Mısır, bu adımı uluslararası hukukun ve uluslararası insancıl hukukun açık ve kabul edilemez bir ihlali" olarak değerlendirdi.

Ürdün

Ürdün Kraliyet Sarayı'ndan yapılan açıklamada, Kral Abdullah II'nin Filistin Devlet Başkanı Mahmud Abbas ile yaptığı telefon görüşmesinde, “Ürdün'ün, iki devletli çözümü ve Filistin halkının haklarını baltalayan ve Gazze'deki ateşkes ve insani yardım anlaşmasına varma çabalarını tehdit eden bu adımı kesin bir şekilde reddettiğini ve kınadığını” vurguladığı belirtildi.

Çin

Çin, dün planla ilgili “derin endişesini” dile getirerek, İsrail'e “tehlikeli hareketlerini derhal durdurması” çağrısında bulundu.

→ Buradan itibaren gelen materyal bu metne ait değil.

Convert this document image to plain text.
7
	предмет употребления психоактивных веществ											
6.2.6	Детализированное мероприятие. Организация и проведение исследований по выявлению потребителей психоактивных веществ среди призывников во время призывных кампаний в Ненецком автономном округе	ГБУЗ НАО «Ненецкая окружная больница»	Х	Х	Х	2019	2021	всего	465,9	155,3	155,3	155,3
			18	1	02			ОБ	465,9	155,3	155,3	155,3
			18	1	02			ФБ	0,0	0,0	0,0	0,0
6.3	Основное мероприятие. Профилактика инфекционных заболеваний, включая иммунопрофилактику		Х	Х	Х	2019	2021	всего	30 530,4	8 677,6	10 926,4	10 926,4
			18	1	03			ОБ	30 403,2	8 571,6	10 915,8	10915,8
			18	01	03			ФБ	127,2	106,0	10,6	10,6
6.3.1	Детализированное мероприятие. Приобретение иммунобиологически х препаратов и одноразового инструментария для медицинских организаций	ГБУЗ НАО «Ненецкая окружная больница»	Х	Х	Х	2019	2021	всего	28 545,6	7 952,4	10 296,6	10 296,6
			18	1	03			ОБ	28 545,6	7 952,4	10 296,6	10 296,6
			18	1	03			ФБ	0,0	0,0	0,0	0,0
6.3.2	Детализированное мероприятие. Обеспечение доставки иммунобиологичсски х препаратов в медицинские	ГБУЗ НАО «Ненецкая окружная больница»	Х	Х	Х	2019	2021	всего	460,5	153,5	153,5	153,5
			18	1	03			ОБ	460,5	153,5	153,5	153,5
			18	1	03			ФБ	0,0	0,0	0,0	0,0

Çin Dışişleri Bakanlığı sözcüsü, Fransız haber ajansı AFP'ye yaptığı açıklamada, “Gazze Filistinlilere aittir ve Filistin topraklarının ayrılmaz bir parçasıdır” dedi.

İran

İran Dışişleri Bakanlığı, İsrail'i Gazze'yi kontrol altına alarak “soykırım” planlamakla suçladı.

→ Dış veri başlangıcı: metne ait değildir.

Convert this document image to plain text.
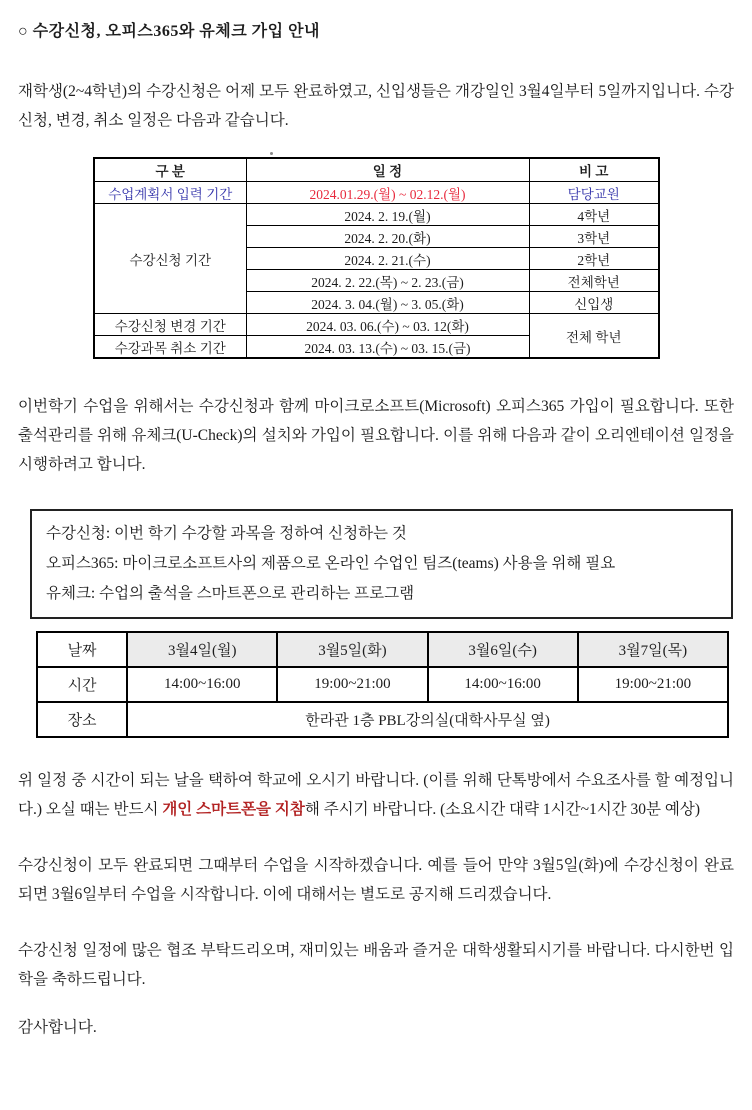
○ 수강신청, 오피스365와 유체크 가입 안내

재학생(2~4학년)의 수강신청은 어제 모두 완료하였고, 신입생들은 개강일인 3월4일부터 5일까지입니다. 수강신청, 변경, 취소 일정은 다음과 같습니다.

구 분	일 정	비 고
수업계획서 입력 기간	2024.01.29.(월) ~ 02.12.(월)	담당교원
수강신청 기간	2024. 2. 19.(월)	4학년
	2024. 2. 20.(화)	3학년
	2024. 2. 21.(수)	2학년
	2024. 2. 22.(목) ~ 2. 23.(금)	전체학년
	2024. 3. 04.(월) ~ 3. 05.(화)	신입생
수강신청 변경 기간	2024. 03. 06.(수) ~ 03. 12(화)	전체 학년
수강과목 취소 기간	2024. 03. 13.(수) ~ 03. 15.(금)	

이번학기 수업을 위해서는 수강신청과 함께 마이크로소프트(Microsoft) 오피스365 가입이 필요합니다. 또한 출석관리를 위해 유체크(U-Check)의 설치와 가입이 필요합니다. 이를 위해 다음과 같이 오리엔테이션 일정을 시행하려고 합니다.

수강신청: 이번 학기 수강할 과목을 정하여 신청하는 것
오피스365: 마이크로소프트사의 제품으로 온라인 수업인 팀즈(teams) 사용을 위해 필요
유체크: 수업의 출석을 스마트폰으로 관리하는 프로그램
날짜	3월4일(월)	3월5일(화)	3월6일(수)	3월7일(목)
시간	14:00~16:00	19:00~21:00	14:00~16:00	19:00~21:00
장소	한라관 1층 PBL강의실(대학사무실 옆)			

위 일정 중 시간이 되는 날을 택하여 학교에 오시기 바랍니다. (이를 위해 단톡방에서 수요조사를 할 예정입니다.) 오실 때는 반드시 개인 스마트폰을 지참해 주시기 바랍니다. (소요시간 대략 1시간~1시간 30분 예상)

수강신청이 모두 완료되면 그때부터 수업을 시작하겠습니다. 예를 들어 만약 3월5일(화)에 수강신청이 완료되면 3월6일부터 수업을 시작합니다. 이에 대해서는 별도로 공지해 드리겠습니다.

수강신청 일정에 많은 협조 부탁드리오며, 재미있는 배움과 즐거운 대학생활되시기를 바랍니다. 다시한번 입학을 축하드립니다.

감사합니다.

Tahran, İsrail'in Gazze'yi kontrol altına alma planının “etnik temizlik” niyetini teyit ettiğini belirtti.

Fransa Cumhurbaşkanı Emmanuel Macron (EPA)Fransa Cumhurbaşkanı Emmanuel Macron (EPA)

Fransa

Fransa Dışişleri Bakanı Jean-Noel Barrot, Paris'in, İsrail hükümetinin Gazze'yi tamamen işgal etme planını şiddetle kınadığını söyledi.

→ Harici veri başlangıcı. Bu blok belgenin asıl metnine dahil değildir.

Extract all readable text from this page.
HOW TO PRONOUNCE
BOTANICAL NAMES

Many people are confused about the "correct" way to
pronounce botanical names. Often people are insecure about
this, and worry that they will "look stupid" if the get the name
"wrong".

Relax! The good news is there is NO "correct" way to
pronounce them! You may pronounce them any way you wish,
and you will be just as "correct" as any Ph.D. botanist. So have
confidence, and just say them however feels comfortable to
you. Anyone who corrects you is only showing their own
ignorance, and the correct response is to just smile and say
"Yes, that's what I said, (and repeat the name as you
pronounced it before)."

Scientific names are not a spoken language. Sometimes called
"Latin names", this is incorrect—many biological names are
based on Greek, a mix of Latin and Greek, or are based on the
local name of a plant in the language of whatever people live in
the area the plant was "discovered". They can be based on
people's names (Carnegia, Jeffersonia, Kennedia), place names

Barrot, “X” sitesinde yayınlanan açıklamada, “Bu operasyon, zaten felaket halindeki durumu daha da kötüleştirecek ve (Hamas'ın) elindeki rehinelerin serbest bırakılmasını, silahsızlandırılmasını ve teslim olmasını sağlamayacaktır” dedi.

Kanada

Kanada Başbakanı Marc Carney, İsrail'in Gazze'nin tamamını işgal etme planının “yanlış” olduğunu belirterek, “İsrail'in planı rehinelerin hayatını daha büyük tehlikeye atacaktır” ifadesini kullandı.